This is a fluent
narrative of the United Kingdom’s external political relations with the USA and the European Union from the Suez debacle of 1956 to the
Brexit debacle of 2016 and its immediate aftermath. The story is told through
the eyes and words of Prime Ministers, their advisers, and senior Whitehall
civil servants. There is more detail in earlier chapters where even readers
like myself who lived through the events may have forgotten the details - or
worse: I can’t even remember if I voted in the first 1975 Referendum…... Later
chapters assume, reasonably enough, that the reader’s memory is still
reasonably fresh. But even those with very good memories will find things here
which they didn’t already know.
Though the author (chief
political commentator at the Financial
Times - the newspaper I have read for several years after giving up on The Guardian of Morality) took the
Remainer side in Britain’s (still ongoing) civil strife, the narrative does not
feel unbalanced or obsessive. Nor does Stephens get side-tracked into gossip
and he characterises Prime Ministers in terms of their grasp of issues, their
management and presentational skills, their decisiveness - and their success or
failure.
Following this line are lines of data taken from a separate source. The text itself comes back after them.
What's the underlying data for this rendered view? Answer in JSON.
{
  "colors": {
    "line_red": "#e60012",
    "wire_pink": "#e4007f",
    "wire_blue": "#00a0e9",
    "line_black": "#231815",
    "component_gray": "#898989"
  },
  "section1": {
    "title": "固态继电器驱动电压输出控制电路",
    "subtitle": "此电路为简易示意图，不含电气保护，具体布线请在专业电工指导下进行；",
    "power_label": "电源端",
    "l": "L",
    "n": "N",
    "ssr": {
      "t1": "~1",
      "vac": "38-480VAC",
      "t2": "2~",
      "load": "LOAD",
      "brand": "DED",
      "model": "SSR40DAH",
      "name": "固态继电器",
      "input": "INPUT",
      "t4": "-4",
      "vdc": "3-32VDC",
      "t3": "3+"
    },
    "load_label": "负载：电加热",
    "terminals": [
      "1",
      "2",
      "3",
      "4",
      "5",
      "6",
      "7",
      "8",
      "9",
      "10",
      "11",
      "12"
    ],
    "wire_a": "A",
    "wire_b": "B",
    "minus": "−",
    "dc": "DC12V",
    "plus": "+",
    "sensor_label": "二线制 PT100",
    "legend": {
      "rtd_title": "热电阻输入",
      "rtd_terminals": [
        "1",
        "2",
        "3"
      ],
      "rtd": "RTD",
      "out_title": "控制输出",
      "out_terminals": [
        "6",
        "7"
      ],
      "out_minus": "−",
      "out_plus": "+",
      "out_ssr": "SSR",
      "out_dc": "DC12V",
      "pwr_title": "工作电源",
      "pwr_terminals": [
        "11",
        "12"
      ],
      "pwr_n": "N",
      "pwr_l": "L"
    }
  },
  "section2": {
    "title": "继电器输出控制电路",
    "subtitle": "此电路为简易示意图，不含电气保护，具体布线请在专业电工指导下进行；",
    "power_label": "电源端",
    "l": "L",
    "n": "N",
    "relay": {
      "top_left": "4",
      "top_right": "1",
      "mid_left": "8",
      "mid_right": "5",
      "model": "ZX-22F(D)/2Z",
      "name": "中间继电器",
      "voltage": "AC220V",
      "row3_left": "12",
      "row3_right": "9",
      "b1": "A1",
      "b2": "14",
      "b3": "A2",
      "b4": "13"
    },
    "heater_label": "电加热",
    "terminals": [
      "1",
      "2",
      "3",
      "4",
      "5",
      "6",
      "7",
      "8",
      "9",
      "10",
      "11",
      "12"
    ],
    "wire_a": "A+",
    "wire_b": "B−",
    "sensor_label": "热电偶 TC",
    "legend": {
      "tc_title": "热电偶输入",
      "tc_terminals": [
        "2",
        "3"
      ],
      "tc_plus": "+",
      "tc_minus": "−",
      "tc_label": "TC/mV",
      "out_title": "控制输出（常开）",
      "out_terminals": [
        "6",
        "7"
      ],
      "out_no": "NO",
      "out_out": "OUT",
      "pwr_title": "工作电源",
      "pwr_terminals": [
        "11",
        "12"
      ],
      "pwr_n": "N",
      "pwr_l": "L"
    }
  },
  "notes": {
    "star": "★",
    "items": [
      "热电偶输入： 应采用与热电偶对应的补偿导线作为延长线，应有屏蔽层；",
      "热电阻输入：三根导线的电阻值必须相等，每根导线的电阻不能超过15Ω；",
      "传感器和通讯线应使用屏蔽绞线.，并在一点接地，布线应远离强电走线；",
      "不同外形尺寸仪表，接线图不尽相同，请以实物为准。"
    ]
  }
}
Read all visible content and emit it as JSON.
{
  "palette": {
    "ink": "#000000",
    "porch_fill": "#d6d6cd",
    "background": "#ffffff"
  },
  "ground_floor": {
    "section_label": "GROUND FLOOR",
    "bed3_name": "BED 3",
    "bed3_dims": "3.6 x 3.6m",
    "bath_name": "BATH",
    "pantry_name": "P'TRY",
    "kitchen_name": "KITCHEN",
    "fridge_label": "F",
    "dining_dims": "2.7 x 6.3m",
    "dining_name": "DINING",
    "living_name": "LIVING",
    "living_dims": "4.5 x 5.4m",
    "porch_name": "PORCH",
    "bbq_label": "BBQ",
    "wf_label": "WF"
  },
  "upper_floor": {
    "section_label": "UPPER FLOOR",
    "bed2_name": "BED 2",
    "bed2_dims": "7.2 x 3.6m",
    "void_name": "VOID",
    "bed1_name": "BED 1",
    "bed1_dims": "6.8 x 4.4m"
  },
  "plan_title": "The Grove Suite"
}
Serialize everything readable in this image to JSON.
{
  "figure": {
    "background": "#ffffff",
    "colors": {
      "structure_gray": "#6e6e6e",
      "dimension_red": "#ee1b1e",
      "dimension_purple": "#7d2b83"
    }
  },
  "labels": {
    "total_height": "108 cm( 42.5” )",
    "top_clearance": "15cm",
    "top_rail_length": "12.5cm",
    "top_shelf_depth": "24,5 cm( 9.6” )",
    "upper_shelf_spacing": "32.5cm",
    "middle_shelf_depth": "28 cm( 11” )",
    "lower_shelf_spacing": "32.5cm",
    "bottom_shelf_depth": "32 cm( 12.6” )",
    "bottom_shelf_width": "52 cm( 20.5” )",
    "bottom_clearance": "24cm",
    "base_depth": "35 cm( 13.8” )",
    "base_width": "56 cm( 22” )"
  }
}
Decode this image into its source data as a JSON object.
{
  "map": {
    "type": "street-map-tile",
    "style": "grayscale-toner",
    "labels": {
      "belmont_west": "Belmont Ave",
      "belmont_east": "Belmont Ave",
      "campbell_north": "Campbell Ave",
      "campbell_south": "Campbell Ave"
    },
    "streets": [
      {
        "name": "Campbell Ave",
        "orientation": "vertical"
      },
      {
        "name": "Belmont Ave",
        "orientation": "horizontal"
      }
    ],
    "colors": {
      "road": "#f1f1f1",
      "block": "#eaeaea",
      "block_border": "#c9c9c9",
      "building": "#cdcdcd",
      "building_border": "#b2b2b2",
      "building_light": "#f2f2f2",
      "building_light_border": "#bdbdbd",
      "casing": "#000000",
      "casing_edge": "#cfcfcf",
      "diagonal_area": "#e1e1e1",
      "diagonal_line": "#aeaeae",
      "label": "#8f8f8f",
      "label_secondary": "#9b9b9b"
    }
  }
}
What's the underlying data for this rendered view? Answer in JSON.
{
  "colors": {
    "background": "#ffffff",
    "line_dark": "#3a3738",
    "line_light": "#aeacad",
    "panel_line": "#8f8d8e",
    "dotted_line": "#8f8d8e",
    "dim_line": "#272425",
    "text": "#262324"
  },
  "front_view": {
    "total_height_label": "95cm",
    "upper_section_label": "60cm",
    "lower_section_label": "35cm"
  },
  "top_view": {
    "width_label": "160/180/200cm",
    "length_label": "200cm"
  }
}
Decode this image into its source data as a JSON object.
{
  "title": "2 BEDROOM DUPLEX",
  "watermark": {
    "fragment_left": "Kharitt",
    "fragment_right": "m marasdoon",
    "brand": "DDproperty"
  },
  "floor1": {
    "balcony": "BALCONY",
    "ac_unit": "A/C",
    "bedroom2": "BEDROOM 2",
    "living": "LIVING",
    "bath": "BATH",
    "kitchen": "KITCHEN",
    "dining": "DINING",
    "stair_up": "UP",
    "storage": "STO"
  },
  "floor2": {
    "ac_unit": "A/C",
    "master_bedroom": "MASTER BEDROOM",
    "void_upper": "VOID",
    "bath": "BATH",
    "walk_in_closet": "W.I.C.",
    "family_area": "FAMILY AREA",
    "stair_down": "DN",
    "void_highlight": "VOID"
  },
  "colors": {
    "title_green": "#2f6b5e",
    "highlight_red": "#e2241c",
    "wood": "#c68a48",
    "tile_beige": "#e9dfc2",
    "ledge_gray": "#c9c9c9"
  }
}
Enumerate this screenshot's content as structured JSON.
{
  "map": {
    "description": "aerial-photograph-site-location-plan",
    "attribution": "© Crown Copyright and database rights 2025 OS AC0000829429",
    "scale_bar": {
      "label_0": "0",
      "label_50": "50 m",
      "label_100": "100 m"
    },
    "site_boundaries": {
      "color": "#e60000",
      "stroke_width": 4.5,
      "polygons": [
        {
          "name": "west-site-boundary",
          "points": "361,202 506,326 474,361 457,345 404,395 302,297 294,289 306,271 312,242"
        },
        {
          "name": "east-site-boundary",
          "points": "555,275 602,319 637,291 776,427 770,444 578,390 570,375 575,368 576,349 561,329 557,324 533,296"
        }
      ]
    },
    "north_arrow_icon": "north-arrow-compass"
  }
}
So it’s a serious book.
There are two or three
lacunae. Though Empire & Commonwealth figures in the background it rarely
appears as a player, nor do those who have migrated from it to the UK. This
misses several things. The Empire provided soldiers and supplies of essential
goods through World War Two (see David Edgerton, Britain’s War Machine reviewed elsewhere on this blog) and in those
ways was not untouched by the European conflict. Equally, more recent migrants
from the Indian sub-continent have not had a European take on the world and
have clearly been open to “Global Britain” rhetoric. The Leave campaign of 2016
courted the Asian vote (including that in the northern “Red Wall”
constituencies) and it was made to appear that the ending of free movement from
the EU would be the precursor to greater openness to migration from Asia. This
appealed, among others, to Bangladeshi restaurant owners and so on, though they
may yet be disappointed. But in 2021 the door has already been opened to dual
national citizens of Hong Kong.
This seemingly small
topic does sit within a larger one which would look more broadly at the UKs
changing demographic which played a large part in making possible the Leave
victory in 2016. It also qualifies the broad brush characterisation of the
Leave campaign as racist or xenophobic. There are good foreigners and bad
foreigners and those who live next door are always the worst.
Another seemingly small
topic is Russian influence, which nowhere appears, except briefly in the quaint
form of the Profumo scandal. Though Stephens charts a history of the arms-based
Cold War and its end, he does not make a theme of the new Cold War in which
Russia has deployed cyberattacks, money, kompromat,
trolls, and sleeper agents to weaken and even destabilise Western democracies.
It would not have been gossip to say something about the role of Russian money
in the Leave campaign and in financially sustaining a Conservative Party which
has very few members and relatively few enthusiastic donors. The UKs hesitations
about its international allegiances and its real friends does seem to have
opened a space for the operations of those who wish it failure rather than
success. Put differently, the Conservative Party has changed and there are new Brexiters as well as the remaining old-guard of Iain Duncan-Smith, John Redwood, and so on.
*
Contemporary book
jackets, done on the cheap by freelancers, are often dire. This one is quite
clever and reminds me that in Germany the UK is now sometimes referred to as Die Insel. And in France, England’s
decline is charted in the small linguistic change which has turned Les Rosbifs into Les Fuck-Offs.
*
Nearly all the books reviewed on this website are ones I have bought; this one was sent as a review copy by the publisher, Faber.